Isaac Charles Johnson (28 January 1811 – 29 November 1911) was a British cement manufacturer, and a pioneer of the Portland cement industry.

Born in London, his father was a charge-hand at Francis & White's "Roman Cement" plant in Nine Elms. He himself worked there as a labourer from age 16 while studying chemistry. In 1833 he became manager of John Bazeley White's cement plant at Swanscombe on the Thames Estuary which at that time was producing "Artificial Cement" and "Roman Cement". Joseph Aspdin's product was successful but very expensive, and was later improved independently by his son William. Johnson set to work trying to discover its composition but because Aspdin's product was protected by explicit patents and extreme secrecy it was impossible to market a copy. After nearly two years' work, he succeeded and started marketing his own considerably improved version.

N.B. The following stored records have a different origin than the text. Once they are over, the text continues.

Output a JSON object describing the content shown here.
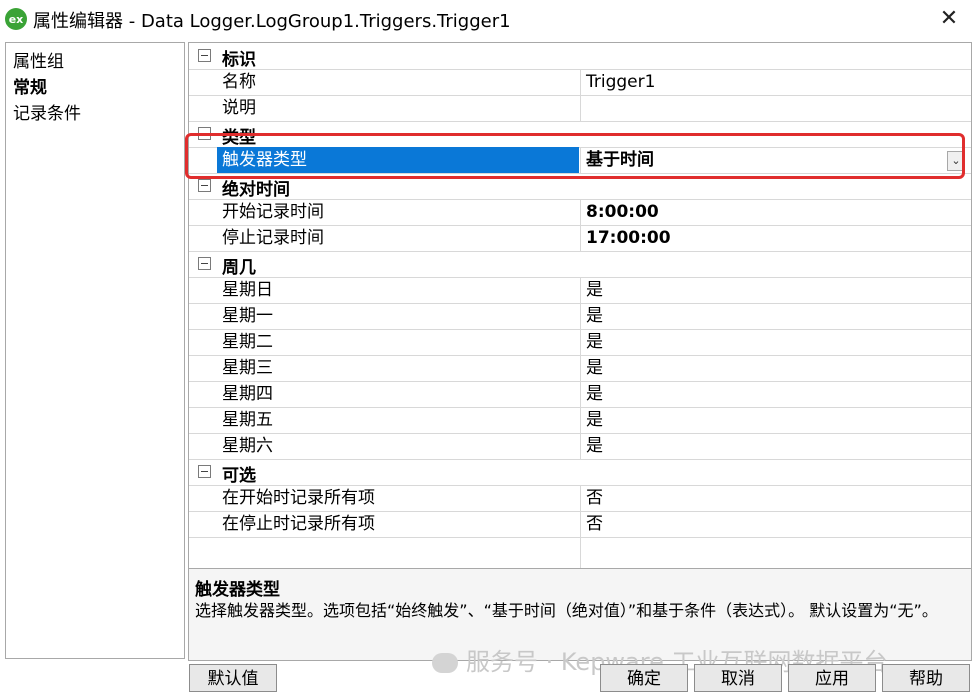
{
  "window": {
    "icon_label": "ex",
    "title": "属性编辑器 - Data Logger.LogGroup1.Triggers.Trigger1"
  },
  "sidebar": {
    "items": [
      {
        "label": "属性组"
      },
      {
        "label": "常规"
      },
      {
        "label": "记录条件"
      }
    ]
  },
  "properties": {
    "groups": {
      "g1": "标识",
      "g2": "类型",
      "g3": "绝对时间",
      "g4": "周几",
      "g5": "可选"
    },
    "rows": {
      "name": {
        "label": "名称",
        "value": "Trigger1"
      },
      "desc": {
        "label": "说明",
        "value": ""
      },
      "trigger_type": {
        "label": "触发器类型",
        "value": "基于时间"
      },
      "start_time": {
        "label": "开始记录时间",
        "value": "8:00:00"
      },
      "stop_time": {
        "label": "停止记录时间",
        "value": "17:00:00"
      },
      "sun": {
        "label": "星期日",
        "value": "是"
      },
      "mon": {
        "label": "星期一",
        "value": "是"
      },
      "tue": {
        "label": "星期二",
        "value": "是"
      },
      "wed": {
        "label": "星期三",
        "value": "是"
      },
      "thu": {
        "label": "星期四",
        "value": "是"
      },
      "fri": {
        "label": "星期五",
        "value": "是"
      },
      "sat": {
        "label": "星期六",
        "value": "是"
      },
      "log_all_start": {
        "label": "在开始时记录所有项",
        "value": "否"
      },
      "log_all_stop": {
        "label": "在停止时记录所有项",
        "value": "否"
      }
    }
  },
  "description": {
    "title": "触发器类型",
    "body": "选择触发器类型。选项包括“始终触发”、“基于时间（绝对值）”和基于条件（表达式）。 默认设置为“无”。"
  },
  "buttons": {
    "defaults": "默认值",
    "ok": "确定",
    "cancel": "取消",
    "apply": "应用",
    "help": "帮助"
  },
  "watermark": "服务号 · Kepware 工业互联网数据平台",
  "colors": {
    "selection": "#0a78d7",
    "highlight_box": "#e02d2d",
    "app_icon": "#3aa336"
  }
}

Johnson, a highly moral man, Mayor of Gateshead and a JP, was able to claim that he was the inventor of "true" Portland cement and is generally recognised as such. Aspdin, however, was driven out of business by financial problems caused by the success of Johnson's superior and cheaper product and this led to Johnson taking over Aspdins Cement works at Gateshead, County Durham. Unfortunately this resulted in an embittered Aspdin making wild and vitriolic charges of how his product had been copied. Johnson left J.B. White's shortly afterwards, and, setting up his own company, established a succession of cement plants at Frindsbury, Cliffe and Greenhithe in Kent, and acquired William Aspdin's plant at Gateshead. He pioneered several innovations, including the production of low-water rawmix slurries, and new designs for kilns and industrial chimneys. His company remained a relatively large and successful player in the British cement industry for the next 60 years. The Greenhithe plant was uprated with rotary kilns in 1901. In 1911 I C Johnson & Co became a part of the Blue Circle Group, and his Greenhithe plant remained in operation until 1971. In 1910 on his 100th birthday Johnson was presented with a silver tea service by representatives of the cement industry in Britain and several European Countries.

In the course of his long life, Johnson also served as a borough magistrate for Gateshead, a county magistrate for Kent, and councillor for the Borough of Gravesend, in addition to serving on a number of commissions, services not untypical for a businessman of the period. He was also president of the Gravesend Liberal Association and the Gravesend Total Abstinence Society.

Johnson was a founding member of Zoar Strict and Particular Baptist Church, Gravesend, where he served as a deacon for many years. He was also an occasional preacher among the Strict Baptists.

Johnson wrote the Autobiography of Isaac Charles Johnson Esq, JP (published by Farncombe & Sons, London, 1912), which was published after his death.